Decisão de Sérgio Moro não tira Lula da corrida presidencial de 2018
Foto: Wellington Júnior

Do Último Segundo/IG
Mesmo depois de ter sido condenado a nove anos e seis meses de prisão pelos crimes de corrupção passiva e lavagem de dinheiro pelo juiz federal Sérgio Moro, o ex-presidente Lula (PT) ainda pode se candidatar nas eleições presidenciais de 2018.

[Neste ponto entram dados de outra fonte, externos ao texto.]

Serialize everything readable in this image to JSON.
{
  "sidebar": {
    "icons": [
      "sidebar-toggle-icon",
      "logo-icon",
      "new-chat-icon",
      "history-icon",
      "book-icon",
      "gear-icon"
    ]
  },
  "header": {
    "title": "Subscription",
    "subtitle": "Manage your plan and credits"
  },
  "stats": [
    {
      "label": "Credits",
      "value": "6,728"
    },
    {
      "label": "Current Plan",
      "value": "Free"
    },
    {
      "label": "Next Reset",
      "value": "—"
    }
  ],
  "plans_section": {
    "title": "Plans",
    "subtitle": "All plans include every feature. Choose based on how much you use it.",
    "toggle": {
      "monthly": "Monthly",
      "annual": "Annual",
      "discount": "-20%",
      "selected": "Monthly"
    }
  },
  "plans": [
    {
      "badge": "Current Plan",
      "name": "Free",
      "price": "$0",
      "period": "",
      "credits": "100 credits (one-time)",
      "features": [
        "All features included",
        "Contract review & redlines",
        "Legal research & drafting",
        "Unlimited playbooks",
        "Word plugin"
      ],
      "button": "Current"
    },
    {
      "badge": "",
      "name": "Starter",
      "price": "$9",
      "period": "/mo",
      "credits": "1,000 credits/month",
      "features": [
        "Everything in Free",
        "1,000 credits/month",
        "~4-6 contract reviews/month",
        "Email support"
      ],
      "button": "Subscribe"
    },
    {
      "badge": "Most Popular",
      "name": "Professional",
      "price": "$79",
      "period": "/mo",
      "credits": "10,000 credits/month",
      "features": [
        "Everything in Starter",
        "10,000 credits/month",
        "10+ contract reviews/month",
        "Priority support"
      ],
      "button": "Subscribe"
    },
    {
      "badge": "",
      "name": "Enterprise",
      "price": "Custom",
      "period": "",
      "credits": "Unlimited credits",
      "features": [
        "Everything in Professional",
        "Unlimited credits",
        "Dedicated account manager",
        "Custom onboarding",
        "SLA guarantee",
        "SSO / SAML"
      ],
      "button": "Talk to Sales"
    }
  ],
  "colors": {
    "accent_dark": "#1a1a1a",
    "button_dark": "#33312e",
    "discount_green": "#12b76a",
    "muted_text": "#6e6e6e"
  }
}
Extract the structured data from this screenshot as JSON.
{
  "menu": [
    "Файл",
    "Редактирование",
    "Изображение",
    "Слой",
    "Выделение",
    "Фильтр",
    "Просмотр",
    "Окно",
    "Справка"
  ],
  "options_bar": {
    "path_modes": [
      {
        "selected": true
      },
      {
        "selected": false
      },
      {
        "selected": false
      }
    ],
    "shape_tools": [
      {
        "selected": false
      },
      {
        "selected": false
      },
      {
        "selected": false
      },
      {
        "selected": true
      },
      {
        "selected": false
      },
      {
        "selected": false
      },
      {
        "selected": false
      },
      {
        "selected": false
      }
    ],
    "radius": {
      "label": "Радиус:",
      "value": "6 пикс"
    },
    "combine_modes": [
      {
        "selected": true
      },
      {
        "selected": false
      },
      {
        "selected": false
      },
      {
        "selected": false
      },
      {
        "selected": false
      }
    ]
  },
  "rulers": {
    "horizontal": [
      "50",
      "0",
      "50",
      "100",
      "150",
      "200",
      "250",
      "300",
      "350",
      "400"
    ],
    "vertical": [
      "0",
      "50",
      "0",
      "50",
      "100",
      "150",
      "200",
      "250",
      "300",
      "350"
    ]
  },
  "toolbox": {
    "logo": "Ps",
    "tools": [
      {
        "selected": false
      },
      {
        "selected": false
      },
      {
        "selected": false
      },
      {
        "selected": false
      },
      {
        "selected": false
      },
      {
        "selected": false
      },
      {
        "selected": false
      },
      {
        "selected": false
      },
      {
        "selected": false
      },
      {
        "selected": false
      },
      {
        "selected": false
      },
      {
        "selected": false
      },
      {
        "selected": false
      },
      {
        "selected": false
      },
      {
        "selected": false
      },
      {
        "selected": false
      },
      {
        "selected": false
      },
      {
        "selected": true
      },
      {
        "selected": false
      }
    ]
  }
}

Isso porque a Lei da Ficha Limpa impede apenas a candidatura de políticos condenados por uma decisão colegiada, ou seja, por mais de um julgador. O ex-presidente Lula foi condenado em primeira instância apenas por Moro. Logo, ainda pode ser eleito em 2018.
Além disso, a defesa do petista ainda pode recorrer ao Tribunal Regional Federal da 4ª Região (TRF-4), onde um grupo de desembargadores vai decidir se mantém a sentença proferida por Moro ou se absolve Lula.
Se Lula for condenado em segunda instância, ele fica inelegível?
Não necessariamente. Afinal, nesse caso, o que vai importar – além da condenação do ex-presidente por mais de um julgador – será a data de tal condenação.
Se ele for julgado pelo TRF-4 antes da eleição no ano que vem, o seu registro de candidatura pode ser negado.
Se ele for julgado pelo TRF-4 após o prazo para registro de candidaturas, que é o dia 15 de agosto do ano que vem, e tiver se cadastrado como candidato a algum dos cargos eletivos no pleito de 2018, seu registro pode ser cassado. Ou não.
Se, nesse caso, o TRF-4 condená-lo, confirmando a sentença proferida por Sérgio Moro, mas decidir que Lula poderá concorrer às eleições, não cassando o seu registro, o petista poderá concorrer às eleições normalmente.
Nessa situação, seu nome entraria na lista dos candidatos, mas os votos declarados a ele não apareceriam na apuração até que o recurso para manter ou não a candidatura como válida fosse julgado. Com isso, mesmo se ganhar a eleição, Lula pode não tomar posse.
E se demorar mais ainda?
Agora, se o TRF-4 demorar para julgar o presidente, Lula concorrer às eleições de 2018, ganhá-las, for diplomado e, só depois disso o Tribunal condená-lo, a situação muda totalmente.
Isso porque não haveria respaldo legal para que o petista não ocupasse o cargo. Nesse caso, a Constituição Federal prevê a suspensão do processo e, com tal medida, Lula seria o presidente do Brasil e assumiria o cargo normalmente em 2019.
Ou seja, a condenação proferida por Moro ainda é apenas um passo curto para tirar o ex-presidente Lula da corrida presidencial.